However, it is often misunderstood, and frequently confused with sales.
It is over 45 years since Theodore Levitt, one of the other gurus of modern marketing, proposed that:
“the imaginative satisfaction of customer needs and wants, whether active or latent, should take over as the company’s driving force from the traditional approach of trying to sell whatever the company happens to produce”.
Two of the important keywords here are ‘imaginative’ and ‘latent’. While conventional market research often only identifies preferences between what already exists, imaginative marketing anticipates trends and identifies opportunities. This is one of the areas in which product designers have a role to play in marketing and technical research – to ask the ‘what if’ and ‘why not’ questions that can identify or create new products.

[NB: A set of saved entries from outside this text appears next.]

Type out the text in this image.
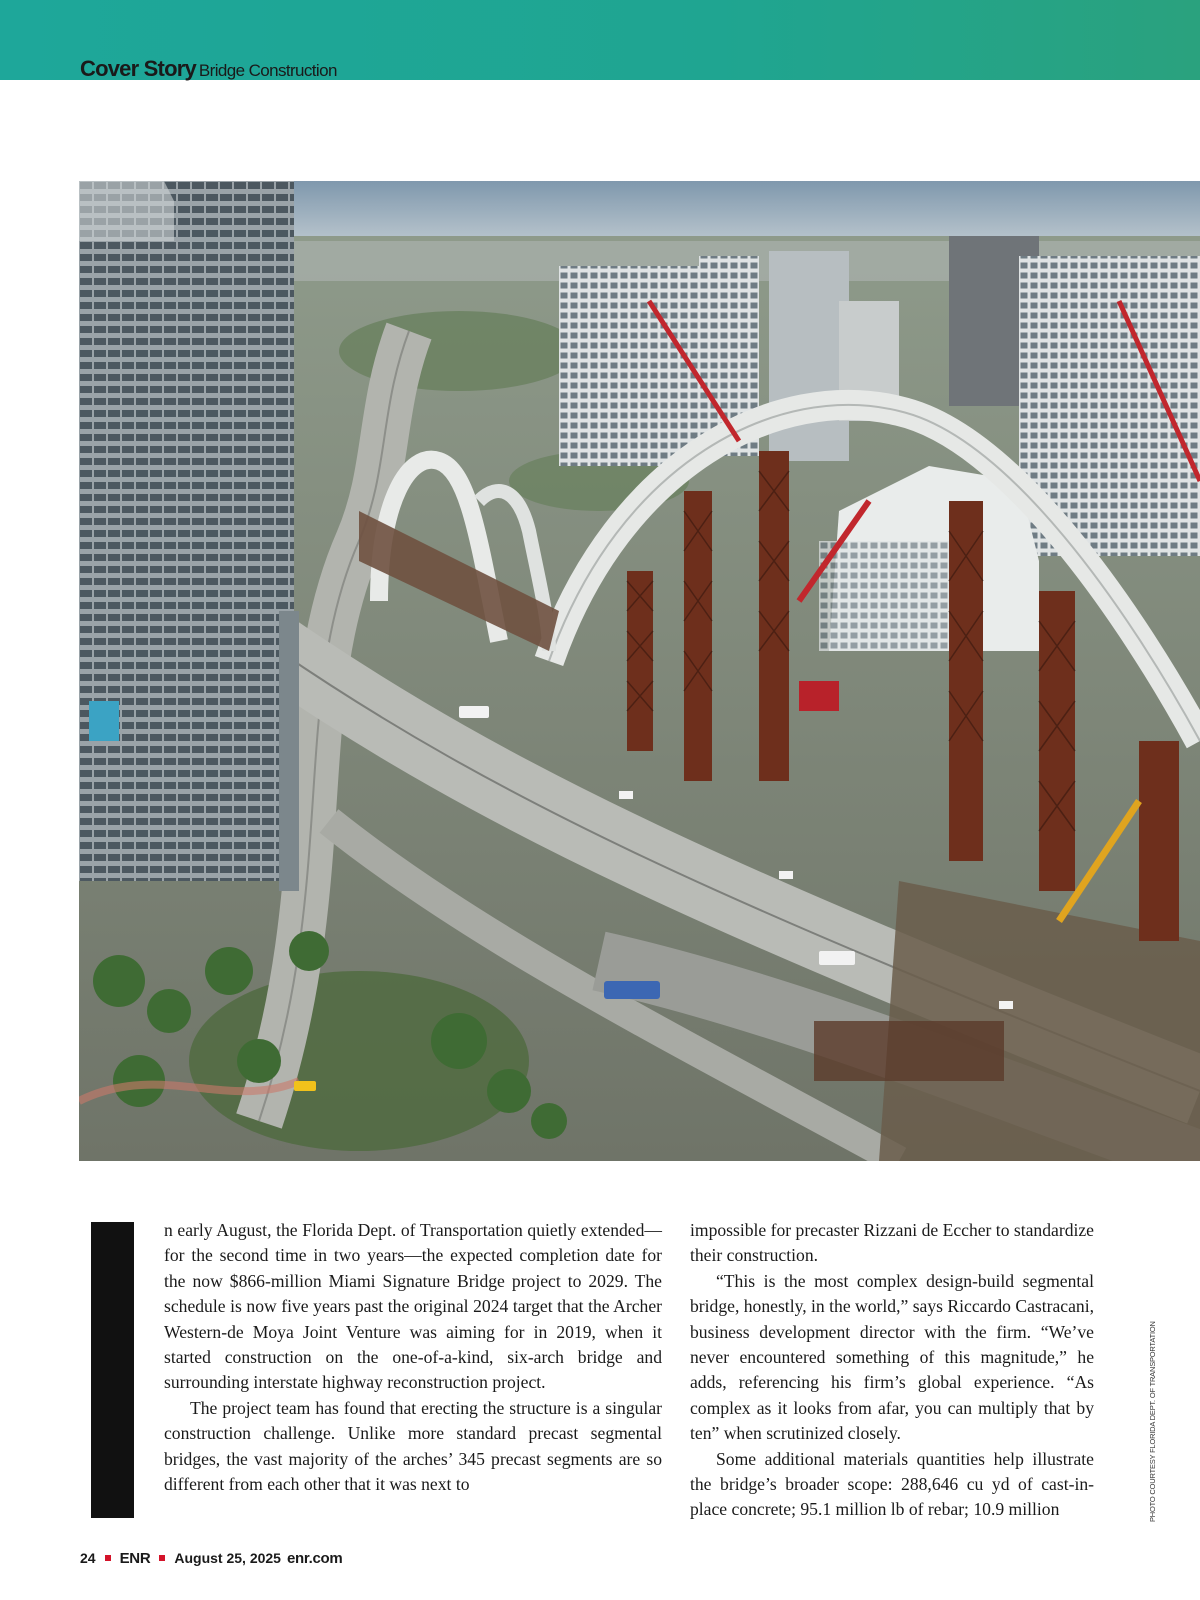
Cover Story Bridge Construction

n early August, the Florida Dept. of Transportation quietly extended—for the second time in two years—the expected completion date for the now $866-million Miami Signature Bridge project to 2029. The schedule is now five years past the original 2024 target that the Archer Western-de Moya Joint Venture was aiming for in 2019, when it started construction on the one-of-a-kind, six-arch bridge and surrounding interstate highway reconstruction project.

The project team has found that erecting the structure is a singular construction challenge. Unlike more standard precast segmental bridges, the vast majority of the arches’ 345 precast segments are so different from each other that it was next to

impossible for precaster Rizzani de Eccher to standardize their construction.

“This is the most complex design-build segmental bridge, honestly, in the world,” says Riccardo Castracani, business development director with the firm. “We’ve never encountered something of this magnitude,” he adds, referencing his firm’s global experience. “As complex as it looks from afar, you can multiply that by ten” when scrutinized closely.

Some additional materials quantities help illustrate the bridge’s broader scope: 288,646 cu yd of cast-in-place concrete; 95.1 million lb of rebar; 10.9 million	PHOTO COURTESY FLORIDA DEPT. OF TRANSPORTATION
24 ENR August 25, 2025 enr.com
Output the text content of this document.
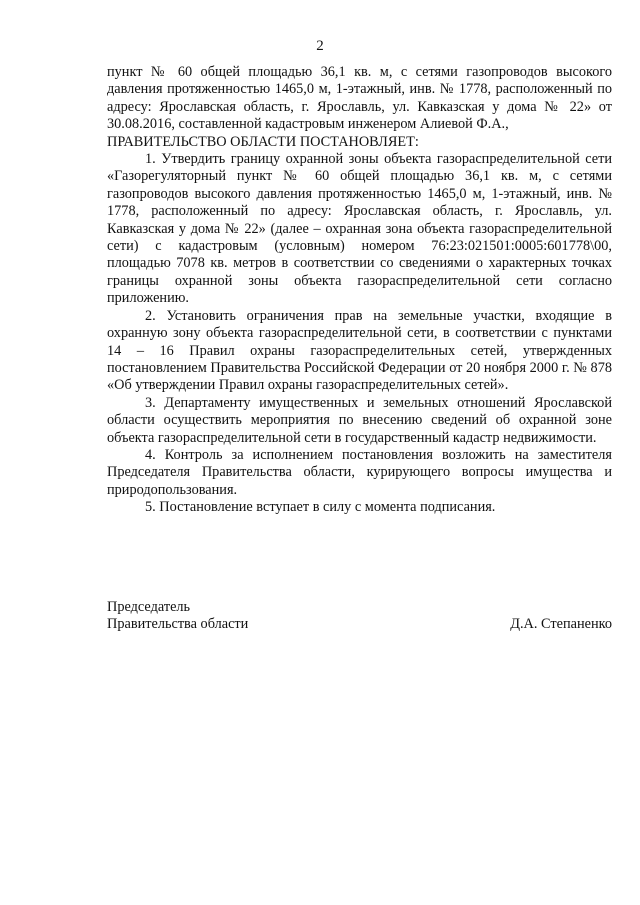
2

пункт № 60 общей площадью 36,1 кв. м, с сетями газопроводов высокого давления протяженностью 1465,0 м, 1-этажный, инв. № 1778, расположенный по адресу: Ярославская область, г. Ярославль, ул. Кавказская у дома № 22» от 30.08.2016, составленной кадастровым инженером Алиевой Ф.А.,

ПРАВИТЕЛЬСТВО ОБЛАСТИ ПОСТАНОВЛЯЕТ:

1. Утвердить границу охранной зоны объекта газораспределительной сети «Газорегуляторный пункт № 60 общей площадью 36,1 кв. м, с сетями газопроводов высокого давления протяженностью 1465,0 м, 1-этажный, инв. № 1778, расположенный по адресу: Ярославская область, г. Ярославль, ул. Кавказская у дома № 22» (далее – охранная зона объекта газораспределительной сети) с кадастровым (условным) номером 76:23:021501:0005:601778\00, площадью 7078 кв. метров в соответствии со сведениями о характерных точках границы охранной зоны объекта газораспределительной сети согласно приложению.

2. Установить ограничения прав на земельные участки, входящие в охранную зону объекта газораспределительной сети, в соответствии с пунктами 14 – 16 Правил охраны газораспределительных сетей, утвержденных постановлением Правительства Российской Федерации от 20 ноября 2000 г. № 878 «Об утверждении Правил охраны газораспределительных сетей».

3. Департаменту имущественных и земельных отношений Ярославской области осуществить мероприятия по внесению сведений об охранной зоне объекта газораспределительной сети в государственный кадастр недвижимости.

4. Контроль за исполнением постановления возложить на заместителя Председателя Правительства области, курирующего вопросы имущества и природопользования.

5. Постановление вступает в силу с момента подписания.

Председатель
Правительства области	Д.А. Степаненко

Technical research may focus on new methods or innovations, or may just review your competitors and look for opportunities to offer improved products to the market. It is crucial that such a review is conducted honestly and fairly, particularly where your strengths and weaknesses are concerned. Again, product designers can help with this process and help to facilitate an honest analysis of where your company's products currently stand in the market.
Reviews like this can be as simple as an afternoon spent brainstorming ideas or as complex as a detailed research project, but they are rarely time or money wasted.
Product designers have some unique qualifications to help with this kind of research. They are usually from outside the company, so can take a fresh look at the market; they will have worked on wide variety of products, involving ideas which may be relevant your products; and they have a useful combination of creative and practical skills which can help find new solutions and opportunities. Above all, they can facilitate communication between marketing and technical staff, solving one of the primary problems in any product development team.
This is a far cry from the stereotype of ‘designer as stylist’ and much closer to the all-round role of coordination and integration that the architect plays in the building process.